Connecticut Democrats have been down this road before. In 1970, anti-Vietnam War candidate Joseph Duffy knocked off incumbent Thomas Dodd, who had been a supporter of Democratic President Lyndon Johnson's policy. Dodd's son Chris Dodd is now Connecticut's other U.S. senator.

But the anti-war wing, although powerful within Democratic primaries, did not represent the political mainstream in 1970. Duffy lost the November election to Republican Lowell Weicker, who is backing Lamont against Lieberman, who defeated him in 1988.

A Lieberman primary loss might cause more heartburn for Democrats nationally than for the candidate. Democratic primary voters have different views and values than even the larger number of Democrats who vote in the November election, not to mention independents and Republicans. All of which explains the string of Republicans White House victories.

That's why even though Lieberman is trailing among Democratic primary voters he would be the prohibitive favorite in November if he were to run in a three-way race as an independent.

That independent candidacy would complicate life for Democratic big-wigs, who would likely back Lamont against Lieberman in November.
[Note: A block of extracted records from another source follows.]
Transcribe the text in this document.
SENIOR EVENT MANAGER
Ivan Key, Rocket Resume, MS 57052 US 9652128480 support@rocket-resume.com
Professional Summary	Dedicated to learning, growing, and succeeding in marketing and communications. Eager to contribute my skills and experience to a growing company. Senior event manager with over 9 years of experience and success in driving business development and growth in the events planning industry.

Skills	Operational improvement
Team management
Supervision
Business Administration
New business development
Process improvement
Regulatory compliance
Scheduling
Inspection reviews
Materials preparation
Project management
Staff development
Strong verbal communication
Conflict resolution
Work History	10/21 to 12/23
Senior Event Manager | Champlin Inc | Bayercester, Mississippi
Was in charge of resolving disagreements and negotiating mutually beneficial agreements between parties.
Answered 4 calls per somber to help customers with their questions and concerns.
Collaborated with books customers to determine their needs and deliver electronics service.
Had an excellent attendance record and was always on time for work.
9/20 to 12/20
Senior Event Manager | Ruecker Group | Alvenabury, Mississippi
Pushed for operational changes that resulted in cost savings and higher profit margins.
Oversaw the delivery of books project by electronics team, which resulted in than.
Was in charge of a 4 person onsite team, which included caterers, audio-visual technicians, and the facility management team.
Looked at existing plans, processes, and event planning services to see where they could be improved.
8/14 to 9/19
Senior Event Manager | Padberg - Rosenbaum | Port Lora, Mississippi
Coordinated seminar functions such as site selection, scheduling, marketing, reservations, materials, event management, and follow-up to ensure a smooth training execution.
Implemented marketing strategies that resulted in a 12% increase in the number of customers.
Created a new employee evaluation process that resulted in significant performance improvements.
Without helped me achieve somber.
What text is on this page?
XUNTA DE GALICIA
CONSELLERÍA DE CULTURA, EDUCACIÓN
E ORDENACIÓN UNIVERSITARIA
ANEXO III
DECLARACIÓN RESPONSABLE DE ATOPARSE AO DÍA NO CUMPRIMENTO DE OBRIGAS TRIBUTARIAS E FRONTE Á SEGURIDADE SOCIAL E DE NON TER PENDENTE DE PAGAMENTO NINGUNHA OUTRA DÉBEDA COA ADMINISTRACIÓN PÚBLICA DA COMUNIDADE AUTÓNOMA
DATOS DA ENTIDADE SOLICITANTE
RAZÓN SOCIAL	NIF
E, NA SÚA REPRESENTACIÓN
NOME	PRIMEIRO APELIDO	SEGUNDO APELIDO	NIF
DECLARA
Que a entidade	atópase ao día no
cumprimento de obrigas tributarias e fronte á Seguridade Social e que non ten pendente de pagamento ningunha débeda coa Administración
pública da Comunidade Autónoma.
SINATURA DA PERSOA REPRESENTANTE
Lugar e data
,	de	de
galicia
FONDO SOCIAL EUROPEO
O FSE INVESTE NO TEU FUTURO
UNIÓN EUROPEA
Among the 2008 presidential candidates who have said they would do so are front-runner Hillary Rodham Clinton, and 2004 nominee John Kerry. That would almost certainly drive a wedge between Lieberman and the Democratic hierarchy if he is re-elected.

If Lieberman were to win as an independent it would give him great influence, not just in the Senate, but as the face of a new politics that transcends party labels.

Although he has pledged to caucus with the Democrats if elected as an independent, he would be a bigger player than even today as the party's former vice presidential candidate.

And he would be an awfully attractive running mate for McCain, not to mention other potential Republican White House hopefuls.